In recent months, a number of moose have taken to calling Weyburn home. This has been due, in part, to the shelter from the winter conditions available within the city, as well as the availability of food. With the winter starting to draw to a close, many are wondering if the moose are a permanent fixture here, or if they will be moving on from Weyburn to other opportunities.
“A lot of it is going to depend on the snow conditions, and how tough it is to move around in the snow,” explained Conservation Officer Lindsey Leko. “This seems to be an annual occurrence, where we tend to get them here in the west end of Weyburn, or sometimes get them in North Weyburn, or Griffin and a lot of those smaller communities and it’s a result of their habitat slowly disappearing. We’ve created a great place for them to live here in the city.”

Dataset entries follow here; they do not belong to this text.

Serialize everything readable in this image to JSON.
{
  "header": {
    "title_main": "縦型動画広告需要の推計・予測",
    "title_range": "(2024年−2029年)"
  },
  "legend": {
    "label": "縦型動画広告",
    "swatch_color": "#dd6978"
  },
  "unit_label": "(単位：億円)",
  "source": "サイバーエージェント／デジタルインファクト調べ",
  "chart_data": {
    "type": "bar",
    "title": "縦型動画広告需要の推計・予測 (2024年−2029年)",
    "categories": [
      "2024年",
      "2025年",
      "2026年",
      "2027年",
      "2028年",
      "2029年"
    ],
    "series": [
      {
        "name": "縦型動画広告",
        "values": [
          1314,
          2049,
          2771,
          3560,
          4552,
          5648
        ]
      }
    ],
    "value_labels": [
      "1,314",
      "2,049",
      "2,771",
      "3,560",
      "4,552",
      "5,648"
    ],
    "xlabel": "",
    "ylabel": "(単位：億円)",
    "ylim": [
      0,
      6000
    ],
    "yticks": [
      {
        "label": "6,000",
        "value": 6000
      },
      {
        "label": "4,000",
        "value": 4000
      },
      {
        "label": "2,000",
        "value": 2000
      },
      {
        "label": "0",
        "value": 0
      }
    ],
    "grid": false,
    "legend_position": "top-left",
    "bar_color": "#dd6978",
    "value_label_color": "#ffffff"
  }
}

Starting around April, the moose start to move out of the community, as they will start to get tired with an increase in activity thanks to the milder weather.
While the moose in Weyburn have been fairly docile, Leko does caution to keep their distance from them, and not letting dogs run large as moose have been known to be aggressive towards barking dogs. He added that parents should be sure to let their children know what to do if they do happen to encounter a moose on the street, as the animals are very large and can be dangerous in some situations just due to their sheer size.
Dealing with moose who don’t want to move is a whole issue unto itself for conservation officers.
“Every time we do get a call on a moose, we weigh the options and what the dangers are associated with it when it comes to protection of the public, and right now the ones that we’ve had here in and around Weyburn we haven’t had any reports of aggression or anything like that so we’ve pretty much just let them go,” Leko added.
The plans, however, can be changed accordingly due to the situation.
The weather itself can also play a factor in how quickly the moose can leave the area. March is traditionally one of the months where significant amounts of snow can fall, which could mean issues for the moose, especially calves, in getting around.
“If we do start getting large accumulations of snow, they might stay put for a little bit longer, and if need be, we have to be able to come up with a plan to persuade them to move a little bit quicker,” Leko cautioned. “Or, to remove them totally if we feel that they become a danger to the public.”
Trying to move a moose can be a challenge, thanks to its nature and size. Conservation officers, if needed, try to sedate the moose so that it can be moved if it poses a danger. The task, however, can be one that requires a number of people to get done properly, and generally can’t be done at the drop of a hat.